После еды Руима принимала пациентов. Молодой парень с загноившимся порезом от косы. Молодка с ожогами на руках — из корчаги плеснуло горячим медом. Старик с утробным кашлем и не разгибающейся ногой.
Я пряталась в горнице, запоминая, чем травница лечит селян. И отчаянно зевала, рискуя вывихнуть челюсть.
Наконец стукнула калитка, и Вран простучал когтями по полу. Пес сунул любопытный нос в горницу.
— Поди, проветрись, — ворчливо сказала травница, — посмотри хоть, как народ у нас живет.
Я последовала мудрому совету — мне хотелось посмотреть, что за часовня пряталась среди деревьев.
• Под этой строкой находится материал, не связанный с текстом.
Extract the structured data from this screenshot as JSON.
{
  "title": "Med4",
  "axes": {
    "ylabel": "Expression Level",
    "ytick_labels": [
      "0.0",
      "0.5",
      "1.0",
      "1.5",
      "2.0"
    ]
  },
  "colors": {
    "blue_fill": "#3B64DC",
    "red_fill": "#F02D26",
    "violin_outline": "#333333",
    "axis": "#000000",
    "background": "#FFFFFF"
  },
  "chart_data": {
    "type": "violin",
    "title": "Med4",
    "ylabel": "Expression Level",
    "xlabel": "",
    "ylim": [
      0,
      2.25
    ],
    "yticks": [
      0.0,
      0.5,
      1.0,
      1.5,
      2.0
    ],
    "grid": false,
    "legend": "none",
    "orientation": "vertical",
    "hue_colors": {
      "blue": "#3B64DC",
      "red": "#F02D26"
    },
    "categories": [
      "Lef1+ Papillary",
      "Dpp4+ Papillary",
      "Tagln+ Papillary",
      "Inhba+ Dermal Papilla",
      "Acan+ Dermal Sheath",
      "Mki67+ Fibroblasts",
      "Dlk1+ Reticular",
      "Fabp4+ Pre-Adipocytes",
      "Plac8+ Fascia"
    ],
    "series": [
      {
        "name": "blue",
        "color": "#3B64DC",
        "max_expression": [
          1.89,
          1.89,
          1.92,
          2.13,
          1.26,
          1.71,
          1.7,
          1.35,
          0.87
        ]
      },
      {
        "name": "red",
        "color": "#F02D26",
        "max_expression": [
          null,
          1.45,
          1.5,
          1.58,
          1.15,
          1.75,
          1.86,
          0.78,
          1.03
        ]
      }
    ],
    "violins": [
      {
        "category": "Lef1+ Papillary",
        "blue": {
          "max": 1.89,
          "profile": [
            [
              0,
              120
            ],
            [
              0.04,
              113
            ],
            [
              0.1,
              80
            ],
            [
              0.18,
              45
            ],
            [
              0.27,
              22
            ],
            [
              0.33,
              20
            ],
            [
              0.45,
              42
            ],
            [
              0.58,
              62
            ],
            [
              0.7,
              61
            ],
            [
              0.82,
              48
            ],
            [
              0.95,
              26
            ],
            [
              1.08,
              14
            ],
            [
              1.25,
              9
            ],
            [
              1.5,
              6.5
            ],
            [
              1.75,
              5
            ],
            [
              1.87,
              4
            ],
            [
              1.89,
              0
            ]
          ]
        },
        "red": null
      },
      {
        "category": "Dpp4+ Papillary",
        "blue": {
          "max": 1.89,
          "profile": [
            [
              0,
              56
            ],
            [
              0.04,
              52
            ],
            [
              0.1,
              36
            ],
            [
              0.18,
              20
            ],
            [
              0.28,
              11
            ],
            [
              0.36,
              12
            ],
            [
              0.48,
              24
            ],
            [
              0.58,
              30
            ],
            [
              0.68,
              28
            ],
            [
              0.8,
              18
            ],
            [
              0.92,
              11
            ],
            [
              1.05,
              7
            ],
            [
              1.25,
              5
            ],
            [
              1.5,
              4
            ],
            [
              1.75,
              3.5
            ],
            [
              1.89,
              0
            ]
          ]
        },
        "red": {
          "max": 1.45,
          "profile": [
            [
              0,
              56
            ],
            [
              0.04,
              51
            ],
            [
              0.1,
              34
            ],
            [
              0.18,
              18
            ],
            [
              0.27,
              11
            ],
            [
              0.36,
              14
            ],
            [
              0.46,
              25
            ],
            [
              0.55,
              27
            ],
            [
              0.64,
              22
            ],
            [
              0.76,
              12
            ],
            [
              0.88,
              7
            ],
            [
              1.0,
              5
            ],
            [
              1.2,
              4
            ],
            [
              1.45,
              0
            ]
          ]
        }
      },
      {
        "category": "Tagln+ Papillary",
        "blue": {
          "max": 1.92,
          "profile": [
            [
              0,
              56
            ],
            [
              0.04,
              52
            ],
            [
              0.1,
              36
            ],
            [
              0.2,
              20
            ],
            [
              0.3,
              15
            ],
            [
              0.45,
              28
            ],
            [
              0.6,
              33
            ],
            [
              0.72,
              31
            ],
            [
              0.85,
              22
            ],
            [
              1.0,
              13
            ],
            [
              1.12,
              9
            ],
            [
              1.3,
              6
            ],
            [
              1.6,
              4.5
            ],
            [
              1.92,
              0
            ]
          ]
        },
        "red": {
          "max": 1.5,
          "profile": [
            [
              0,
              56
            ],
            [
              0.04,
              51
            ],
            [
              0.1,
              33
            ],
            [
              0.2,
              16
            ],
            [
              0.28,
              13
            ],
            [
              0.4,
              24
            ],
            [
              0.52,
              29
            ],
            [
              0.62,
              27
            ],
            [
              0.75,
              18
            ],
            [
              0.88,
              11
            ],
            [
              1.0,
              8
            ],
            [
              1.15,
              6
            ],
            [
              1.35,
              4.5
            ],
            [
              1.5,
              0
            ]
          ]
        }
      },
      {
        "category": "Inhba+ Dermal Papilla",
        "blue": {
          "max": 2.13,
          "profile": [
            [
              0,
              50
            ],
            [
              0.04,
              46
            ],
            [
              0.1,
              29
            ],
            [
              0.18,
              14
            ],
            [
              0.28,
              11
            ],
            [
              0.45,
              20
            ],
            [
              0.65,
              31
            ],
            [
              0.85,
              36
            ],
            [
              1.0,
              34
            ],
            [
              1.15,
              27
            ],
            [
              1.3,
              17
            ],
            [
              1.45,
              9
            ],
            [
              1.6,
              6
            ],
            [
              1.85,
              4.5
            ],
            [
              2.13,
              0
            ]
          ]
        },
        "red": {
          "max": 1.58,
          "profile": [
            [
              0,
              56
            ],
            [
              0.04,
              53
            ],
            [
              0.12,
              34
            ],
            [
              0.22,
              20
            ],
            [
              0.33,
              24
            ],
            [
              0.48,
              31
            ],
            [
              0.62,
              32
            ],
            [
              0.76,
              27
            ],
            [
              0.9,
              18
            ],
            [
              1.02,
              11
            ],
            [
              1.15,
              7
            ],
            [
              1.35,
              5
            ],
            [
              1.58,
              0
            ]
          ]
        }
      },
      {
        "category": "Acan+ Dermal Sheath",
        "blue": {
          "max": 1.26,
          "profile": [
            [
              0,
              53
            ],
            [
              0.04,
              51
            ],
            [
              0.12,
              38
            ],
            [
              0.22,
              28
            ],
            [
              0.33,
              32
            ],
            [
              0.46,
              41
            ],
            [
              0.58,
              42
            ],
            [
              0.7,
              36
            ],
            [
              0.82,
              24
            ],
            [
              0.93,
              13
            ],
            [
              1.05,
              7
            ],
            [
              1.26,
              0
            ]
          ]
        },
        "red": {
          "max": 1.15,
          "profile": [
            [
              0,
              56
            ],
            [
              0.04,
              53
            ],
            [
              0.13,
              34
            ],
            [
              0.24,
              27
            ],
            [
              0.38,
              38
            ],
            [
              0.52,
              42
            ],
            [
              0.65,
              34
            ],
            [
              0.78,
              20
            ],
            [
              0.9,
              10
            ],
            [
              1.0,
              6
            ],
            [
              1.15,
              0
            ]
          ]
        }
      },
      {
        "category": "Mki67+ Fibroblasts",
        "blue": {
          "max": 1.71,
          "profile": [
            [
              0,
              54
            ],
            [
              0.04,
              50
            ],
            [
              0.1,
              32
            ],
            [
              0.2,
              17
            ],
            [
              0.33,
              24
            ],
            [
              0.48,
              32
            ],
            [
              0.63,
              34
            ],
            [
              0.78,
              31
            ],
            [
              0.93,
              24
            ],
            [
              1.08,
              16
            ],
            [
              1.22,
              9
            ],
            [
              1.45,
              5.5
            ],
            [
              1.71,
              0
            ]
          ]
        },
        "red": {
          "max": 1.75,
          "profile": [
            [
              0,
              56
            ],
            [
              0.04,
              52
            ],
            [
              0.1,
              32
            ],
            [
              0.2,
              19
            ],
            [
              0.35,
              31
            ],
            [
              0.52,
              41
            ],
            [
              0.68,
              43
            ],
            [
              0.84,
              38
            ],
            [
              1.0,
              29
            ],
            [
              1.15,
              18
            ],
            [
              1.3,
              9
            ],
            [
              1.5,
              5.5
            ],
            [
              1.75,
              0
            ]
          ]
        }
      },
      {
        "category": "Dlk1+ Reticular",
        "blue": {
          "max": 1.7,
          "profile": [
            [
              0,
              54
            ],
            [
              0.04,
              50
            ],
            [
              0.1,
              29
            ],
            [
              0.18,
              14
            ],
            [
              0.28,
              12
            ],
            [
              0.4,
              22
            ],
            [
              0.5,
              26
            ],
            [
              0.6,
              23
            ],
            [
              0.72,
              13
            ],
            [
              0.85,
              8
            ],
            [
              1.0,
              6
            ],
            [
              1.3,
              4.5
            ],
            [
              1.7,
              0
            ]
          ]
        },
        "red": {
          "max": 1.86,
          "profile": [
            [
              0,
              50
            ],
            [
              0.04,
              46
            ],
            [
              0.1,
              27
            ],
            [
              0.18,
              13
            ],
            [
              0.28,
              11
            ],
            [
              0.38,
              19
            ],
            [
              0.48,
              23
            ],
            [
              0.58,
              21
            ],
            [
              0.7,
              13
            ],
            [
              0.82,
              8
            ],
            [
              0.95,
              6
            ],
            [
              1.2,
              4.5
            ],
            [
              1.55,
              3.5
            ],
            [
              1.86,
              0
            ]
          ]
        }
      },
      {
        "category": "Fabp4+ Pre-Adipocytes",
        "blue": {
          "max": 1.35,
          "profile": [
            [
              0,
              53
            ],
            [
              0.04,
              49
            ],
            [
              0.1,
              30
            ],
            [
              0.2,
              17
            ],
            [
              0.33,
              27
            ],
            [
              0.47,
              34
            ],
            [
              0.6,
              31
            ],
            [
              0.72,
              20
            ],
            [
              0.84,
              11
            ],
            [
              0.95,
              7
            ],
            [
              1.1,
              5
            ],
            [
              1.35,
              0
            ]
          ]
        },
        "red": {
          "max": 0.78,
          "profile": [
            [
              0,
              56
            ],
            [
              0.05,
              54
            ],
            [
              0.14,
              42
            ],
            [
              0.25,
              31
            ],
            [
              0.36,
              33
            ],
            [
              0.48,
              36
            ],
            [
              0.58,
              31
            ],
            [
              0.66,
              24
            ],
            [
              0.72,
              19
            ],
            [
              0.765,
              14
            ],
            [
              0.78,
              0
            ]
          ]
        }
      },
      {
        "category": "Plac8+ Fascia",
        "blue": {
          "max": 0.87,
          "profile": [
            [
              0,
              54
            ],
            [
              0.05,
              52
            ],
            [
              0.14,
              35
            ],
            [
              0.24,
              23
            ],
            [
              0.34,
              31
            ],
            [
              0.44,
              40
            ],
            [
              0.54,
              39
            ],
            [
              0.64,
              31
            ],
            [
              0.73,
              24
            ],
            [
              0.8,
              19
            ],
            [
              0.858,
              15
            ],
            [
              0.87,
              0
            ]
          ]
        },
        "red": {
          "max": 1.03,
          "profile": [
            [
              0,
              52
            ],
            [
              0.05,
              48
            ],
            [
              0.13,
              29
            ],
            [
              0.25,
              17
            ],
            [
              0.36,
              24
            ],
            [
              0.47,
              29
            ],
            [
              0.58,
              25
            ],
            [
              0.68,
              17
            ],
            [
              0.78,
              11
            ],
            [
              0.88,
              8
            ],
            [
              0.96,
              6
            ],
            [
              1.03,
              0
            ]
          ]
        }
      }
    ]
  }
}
Вран пошел за мной.
На улице было шумно: во дворах стояли столы, за которыми ужинали семьи. Дети бегали между плетней, загоняли на ночь кур и коз, многие с любопытством поглядывали на меня.
Часовня оказалась очень маленькой и очень простой. Я не сразу поняла, что высокие деревья, посаженные по кругу, и есть храм. А сама часовня — только алтарь увенчанный солнцем.
Дверь высокой деревянной башенки оказалась открытой, закатное солнце падало внутрь, отражаясь сквозь большой круглый витраж. Цветные блики играли на беленых стенах. Я остановилась растерянно, посмотрела на Врана.
— Туда можно?
Пес вел себя сдержанно и торжественно. А еще он не вошел в часовню, только подошел к двери и склонил голову. Я подошла ближе и заглянула: белый камень алтаря, усыпанный простыми полевыми цветами, простой каменный пол. Ни икон, ни статуй. Только солнечный свет.
Постояв еще немного, мы вернулись к домику Руимы.
— Пора спать! — сказала она, прибирая стол. — Сегодня уже никто не придет. Если только рожать кто возьмется.
Я обрадовано зевнула, прикрывая ладонью рот, и забралась в постель.
Теперь уже я спала за печкой, на устланной лавке, а та, где я свалилась накануне, оказалась местом для пациентов. Сама хозяйка дома спала на печи, чтобы быстро вскакивать навстречу нежданным гостям.
Сумка все так же сыто круглила бока, но я только сунула сверху очки и махнула мысленно рукой — все завтра, а сейчас — спать.
Я успела краем глаза заметить — убедившись, что гостья крепко спит, старуха, мягко ступая, вышла в сени и вошла в чулан, не скрипнув рассохшейся щелястой дверью. Слегка пахнуло сеном, и снова стало тихо. Перепуганные сверчки застрекотали под окошками, пес приподнял голову и коротко взрыкнул. Потом снова лег и больше не шевелился до самого утра.